Insights from service providers’ contingency planning may be included

Small institutions that outsource activities and processes to a multi-client service provider may not have the expertise needed for coherent contingency planning. This applies in particular to the requirement set out in AT 7.3 number 1 of the MaRisk, according to which the outsourcing institution and the external service provider have to develop mutually coordinated contingency plans for time-critical activities and processes. Here, too, it becomes clear that contingency planning by the multi-client service provider cannot replace such planning by the outsourcing institution.

However, the outsourcing institution can obtain valuable insights from the multi-client service provider’s contingency planning and can also take over elements from this. What remains crucial here is that there is an interface between the outsourcing institution and the multi-client service provider. In addition, BaFin expects the outsourcing institution to have already considered the quality of the external service provider’s contingency management as part of its risk analysis.

Specifying certain items in the outsourcing contract

In the case of material outsourced activities and processes, the outsourcing institution’s powers to give instructions shall be specifically set out in the contract to the extent necessary (AT 9 number 7 letter d of the MaRisk). The MaRisk (AT 9 number 7, explanations) do not require an explicit agreement granting the institution the power to give instructions if the service to be performed by the external service provider or multi-client service provider is specified clearly in the outsourcing contract. The more frequently multi-client service providers can act on the basis of a clear outsourcing contract, the less often specific instructions by individual institutions will make their work more difficult.

The MaRisk (AT 9 number 7 letter g) specify that, in the case of material outsourced activities and processes, the outsourcing contract must include rules covering the possibility and modalities of subcontracting services to a third party. In the case of subcontracting, the outsourcing contract must ensure that the institution continues to comply with the prudential supervisory requirements. Hence the outsourcing institution and the multi-client service provider can agree in the outsourcing contract that certain activities and processes can be outsourced to a third party without express consent, provided that compliance with the prudential supervisory requirements is ensured at all times.
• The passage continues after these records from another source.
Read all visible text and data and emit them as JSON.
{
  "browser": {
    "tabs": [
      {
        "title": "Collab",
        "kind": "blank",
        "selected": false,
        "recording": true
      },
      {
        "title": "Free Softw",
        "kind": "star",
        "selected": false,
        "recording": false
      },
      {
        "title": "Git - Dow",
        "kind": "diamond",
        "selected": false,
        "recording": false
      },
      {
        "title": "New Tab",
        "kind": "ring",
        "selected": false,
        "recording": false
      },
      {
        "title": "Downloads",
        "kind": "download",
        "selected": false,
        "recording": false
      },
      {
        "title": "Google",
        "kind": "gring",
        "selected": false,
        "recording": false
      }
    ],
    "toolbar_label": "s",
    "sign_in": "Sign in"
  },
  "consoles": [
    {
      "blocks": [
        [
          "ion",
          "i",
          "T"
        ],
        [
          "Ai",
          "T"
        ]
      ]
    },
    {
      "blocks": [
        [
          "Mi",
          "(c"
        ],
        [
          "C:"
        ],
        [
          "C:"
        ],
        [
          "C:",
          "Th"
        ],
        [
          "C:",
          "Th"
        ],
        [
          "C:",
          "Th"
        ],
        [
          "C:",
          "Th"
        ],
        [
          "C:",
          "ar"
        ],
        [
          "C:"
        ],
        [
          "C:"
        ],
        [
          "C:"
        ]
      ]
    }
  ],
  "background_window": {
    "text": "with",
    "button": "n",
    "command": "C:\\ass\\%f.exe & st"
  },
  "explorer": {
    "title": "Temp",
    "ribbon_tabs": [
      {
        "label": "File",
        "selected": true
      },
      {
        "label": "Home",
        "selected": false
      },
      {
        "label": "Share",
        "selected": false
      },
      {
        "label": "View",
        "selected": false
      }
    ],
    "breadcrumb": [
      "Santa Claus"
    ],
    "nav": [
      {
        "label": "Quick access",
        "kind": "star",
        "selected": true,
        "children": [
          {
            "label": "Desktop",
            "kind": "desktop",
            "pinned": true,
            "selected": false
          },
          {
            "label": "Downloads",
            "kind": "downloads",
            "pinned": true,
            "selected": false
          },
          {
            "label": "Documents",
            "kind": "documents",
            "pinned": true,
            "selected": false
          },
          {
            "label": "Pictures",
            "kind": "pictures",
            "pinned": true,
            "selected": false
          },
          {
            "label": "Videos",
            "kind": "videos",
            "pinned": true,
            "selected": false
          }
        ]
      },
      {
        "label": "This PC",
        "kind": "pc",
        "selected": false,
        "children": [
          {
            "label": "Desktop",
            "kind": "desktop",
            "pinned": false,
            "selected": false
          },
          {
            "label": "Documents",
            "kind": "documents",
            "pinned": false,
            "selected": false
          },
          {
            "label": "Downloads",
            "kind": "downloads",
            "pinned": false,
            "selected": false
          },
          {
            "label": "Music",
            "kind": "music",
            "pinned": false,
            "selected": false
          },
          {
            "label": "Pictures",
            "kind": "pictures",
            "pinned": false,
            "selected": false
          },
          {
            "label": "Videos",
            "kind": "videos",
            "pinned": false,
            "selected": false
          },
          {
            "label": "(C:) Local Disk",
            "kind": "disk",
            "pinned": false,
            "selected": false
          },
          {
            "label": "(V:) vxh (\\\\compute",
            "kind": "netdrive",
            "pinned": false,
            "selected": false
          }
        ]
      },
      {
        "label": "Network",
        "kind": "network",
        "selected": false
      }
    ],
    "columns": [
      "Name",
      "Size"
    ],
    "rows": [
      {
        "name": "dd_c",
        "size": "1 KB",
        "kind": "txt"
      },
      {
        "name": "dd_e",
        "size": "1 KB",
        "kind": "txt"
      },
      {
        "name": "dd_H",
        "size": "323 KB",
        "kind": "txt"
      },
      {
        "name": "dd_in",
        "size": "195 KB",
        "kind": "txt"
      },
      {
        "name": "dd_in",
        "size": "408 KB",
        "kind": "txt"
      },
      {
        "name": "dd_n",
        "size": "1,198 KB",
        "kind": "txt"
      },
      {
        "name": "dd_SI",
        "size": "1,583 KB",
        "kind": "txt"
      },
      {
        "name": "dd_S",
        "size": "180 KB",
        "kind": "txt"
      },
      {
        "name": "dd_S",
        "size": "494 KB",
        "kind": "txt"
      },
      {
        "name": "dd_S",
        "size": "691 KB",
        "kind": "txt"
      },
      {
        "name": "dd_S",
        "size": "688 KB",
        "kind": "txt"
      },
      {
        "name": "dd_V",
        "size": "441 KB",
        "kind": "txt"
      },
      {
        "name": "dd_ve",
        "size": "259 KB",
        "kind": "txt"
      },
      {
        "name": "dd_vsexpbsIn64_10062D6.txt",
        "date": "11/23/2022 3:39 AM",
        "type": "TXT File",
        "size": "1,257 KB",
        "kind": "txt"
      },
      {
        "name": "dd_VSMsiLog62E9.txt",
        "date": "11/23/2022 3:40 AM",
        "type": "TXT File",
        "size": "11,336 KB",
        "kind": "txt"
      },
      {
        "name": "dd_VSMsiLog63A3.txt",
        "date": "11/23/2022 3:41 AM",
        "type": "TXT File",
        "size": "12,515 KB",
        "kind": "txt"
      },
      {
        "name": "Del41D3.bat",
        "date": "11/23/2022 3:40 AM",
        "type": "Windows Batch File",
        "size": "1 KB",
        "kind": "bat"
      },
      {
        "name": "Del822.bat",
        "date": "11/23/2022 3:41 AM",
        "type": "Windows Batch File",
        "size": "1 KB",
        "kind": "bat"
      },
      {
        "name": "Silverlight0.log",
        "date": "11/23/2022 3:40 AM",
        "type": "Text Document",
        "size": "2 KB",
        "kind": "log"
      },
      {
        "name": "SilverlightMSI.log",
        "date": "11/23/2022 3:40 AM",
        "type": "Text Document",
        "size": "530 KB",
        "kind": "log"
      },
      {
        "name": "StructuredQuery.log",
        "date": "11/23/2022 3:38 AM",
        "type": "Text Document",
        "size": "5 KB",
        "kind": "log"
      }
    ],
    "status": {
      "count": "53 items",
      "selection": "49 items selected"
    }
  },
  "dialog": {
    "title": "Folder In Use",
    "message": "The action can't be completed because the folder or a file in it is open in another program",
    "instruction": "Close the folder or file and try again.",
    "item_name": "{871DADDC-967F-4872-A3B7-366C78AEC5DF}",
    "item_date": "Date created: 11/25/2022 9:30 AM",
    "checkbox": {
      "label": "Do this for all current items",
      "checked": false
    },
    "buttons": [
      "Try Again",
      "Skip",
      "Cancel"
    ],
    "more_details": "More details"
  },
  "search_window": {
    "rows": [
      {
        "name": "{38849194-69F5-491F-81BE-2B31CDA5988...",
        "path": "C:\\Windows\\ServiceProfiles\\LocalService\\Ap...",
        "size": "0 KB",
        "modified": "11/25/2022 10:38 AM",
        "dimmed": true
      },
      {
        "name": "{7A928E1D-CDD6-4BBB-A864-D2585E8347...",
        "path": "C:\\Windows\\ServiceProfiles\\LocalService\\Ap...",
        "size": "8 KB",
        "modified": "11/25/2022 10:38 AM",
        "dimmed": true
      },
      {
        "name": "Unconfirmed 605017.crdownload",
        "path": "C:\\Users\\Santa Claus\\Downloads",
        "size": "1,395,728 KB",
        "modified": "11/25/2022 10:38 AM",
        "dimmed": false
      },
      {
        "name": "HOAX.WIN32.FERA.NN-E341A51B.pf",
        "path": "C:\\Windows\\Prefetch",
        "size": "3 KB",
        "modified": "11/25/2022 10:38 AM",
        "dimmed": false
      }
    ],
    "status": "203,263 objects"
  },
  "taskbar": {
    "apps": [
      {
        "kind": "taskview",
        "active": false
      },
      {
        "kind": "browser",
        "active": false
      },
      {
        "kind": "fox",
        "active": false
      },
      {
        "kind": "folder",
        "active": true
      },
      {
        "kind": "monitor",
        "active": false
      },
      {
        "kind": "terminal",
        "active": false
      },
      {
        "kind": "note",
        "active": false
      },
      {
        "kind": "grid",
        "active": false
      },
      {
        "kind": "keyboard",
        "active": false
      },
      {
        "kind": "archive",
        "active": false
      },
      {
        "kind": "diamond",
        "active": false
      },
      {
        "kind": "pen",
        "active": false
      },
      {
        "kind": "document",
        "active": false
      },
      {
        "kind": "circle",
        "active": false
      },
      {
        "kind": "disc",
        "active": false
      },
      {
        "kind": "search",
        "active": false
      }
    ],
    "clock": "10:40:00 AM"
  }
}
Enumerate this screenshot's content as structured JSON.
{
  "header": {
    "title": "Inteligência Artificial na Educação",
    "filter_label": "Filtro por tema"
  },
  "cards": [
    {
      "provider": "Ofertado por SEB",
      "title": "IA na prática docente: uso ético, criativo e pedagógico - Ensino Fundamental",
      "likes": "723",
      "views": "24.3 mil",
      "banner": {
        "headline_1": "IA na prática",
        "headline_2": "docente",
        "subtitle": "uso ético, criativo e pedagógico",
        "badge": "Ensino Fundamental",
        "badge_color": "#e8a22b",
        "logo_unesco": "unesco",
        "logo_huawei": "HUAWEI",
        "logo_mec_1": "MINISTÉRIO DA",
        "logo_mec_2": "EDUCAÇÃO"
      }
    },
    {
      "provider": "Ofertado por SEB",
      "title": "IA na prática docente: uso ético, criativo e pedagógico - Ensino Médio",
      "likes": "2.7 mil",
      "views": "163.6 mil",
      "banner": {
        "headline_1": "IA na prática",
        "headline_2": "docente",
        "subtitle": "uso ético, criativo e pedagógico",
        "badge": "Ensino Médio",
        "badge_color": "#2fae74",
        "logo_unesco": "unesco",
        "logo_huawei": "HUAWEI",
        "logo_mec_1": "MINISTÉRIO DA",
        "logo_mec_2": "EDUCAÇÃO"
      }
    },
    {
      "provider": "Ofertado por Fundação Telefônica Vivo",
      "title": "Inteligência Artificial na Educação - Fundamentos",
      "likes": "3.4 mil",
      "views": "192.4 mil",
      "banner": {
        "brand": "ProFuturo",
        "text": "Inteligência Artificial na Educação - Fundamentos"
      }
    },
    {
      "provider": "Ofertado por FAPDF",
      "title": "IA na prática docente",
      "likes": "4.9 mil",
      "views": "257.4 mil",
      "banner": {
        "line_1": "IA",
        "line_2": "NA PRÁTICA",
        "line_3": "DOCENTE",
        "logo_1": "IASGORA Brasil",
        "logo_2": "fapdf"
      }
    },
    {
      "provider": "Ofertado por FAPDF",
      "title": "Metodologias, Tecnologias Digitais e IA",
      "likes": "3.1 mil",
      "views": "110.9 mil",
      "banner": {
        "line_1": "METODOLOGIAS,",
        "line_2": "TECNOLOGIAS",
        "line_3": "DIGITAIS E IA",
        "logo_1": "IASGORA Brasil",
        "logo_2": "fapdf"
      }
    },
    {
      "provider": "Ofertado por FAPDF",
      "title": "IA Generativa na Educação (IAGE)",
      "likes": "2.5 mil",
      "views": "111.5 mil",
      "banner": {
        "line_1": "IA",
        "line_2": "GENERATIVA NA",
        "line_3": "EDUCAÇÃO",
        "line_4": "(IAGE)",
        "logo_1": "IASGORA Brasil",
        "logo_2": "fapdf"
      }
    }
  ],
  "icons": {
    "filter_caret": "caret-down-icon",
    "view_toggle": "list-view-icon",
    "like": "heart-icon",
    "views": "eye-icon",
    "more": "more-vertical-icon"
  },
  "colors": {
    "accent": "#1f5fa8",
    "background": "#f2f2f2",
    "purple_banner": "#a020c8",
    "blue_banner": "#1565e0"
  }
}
However, in the case of subcontracting, where possible, either the outsourcing institution shall be given the right to reserve approval or concrete provisions for subcontracting shall be agreed in the outsourcing agreement (AT 9 number 8 of the MaRisk). Since, in the case of multi-client service providers, obtaining the consent of all institutions for which services are provided is likely to entail increased effort, the concrete provisions for subcontracting should be agreed up front in the outsourcing contracts.

One such provision is that the multi-client service provider must ensure that its (future) agreements with subcontractors are consistent with the contractual terms of the original outsourcing agreement. In the case of subcontracting, the outsourcing agreement must also include an obligation on the part of the external service provider to provide information to the outsourcing institution. This makes the work of the multi-client service provider easier, since it does not have to make contact with, and obtain the consent of, all institutions in the case of every situation in which it proposes subcontracting to a third party.

Pooled audits make the work of multi-client service providers easier

The MaRisk (AT 9 number 7 letter b) require the outsourcing contract to set out appropriate rights of information and review for the internal audit function at the outsourcing institution and for external auditors in the case of material outsourced activities and processes. However, if certain conditions are met, the outsourcing institution’s internal audit function can waive performance of its own audit activities (MaRisk AT 9 number 7, explanations and BT 2.1 number 3). The following alternatives may replace the institution’s internal audit function:

  • the external service provider’s internal audit function,
  • the internal audit function of one or more of the outsourcing institutions on behalf of the outsourcing institutions,
  • a third party commissioned by the external service provider, or
  • a third party commissioned by the outsourcing institutions.

In the case of all four alternatives, the internal audit function of the outsourcing institution must regularly verify that the enterprise, institution or third party commissioned to perform the internal audit complies with the relevant requirements (MaRisk AT 4.4 and BT 2). To this end, for example, the findings of the auditor of the annual accounts of the third party commissioned to perform the internal audit may be drawn upon as a source of information. BT 2.1 number 3 of the MaRisk requires that the relevant audit findings be passed on to the internal audit function of the outsourcing institution.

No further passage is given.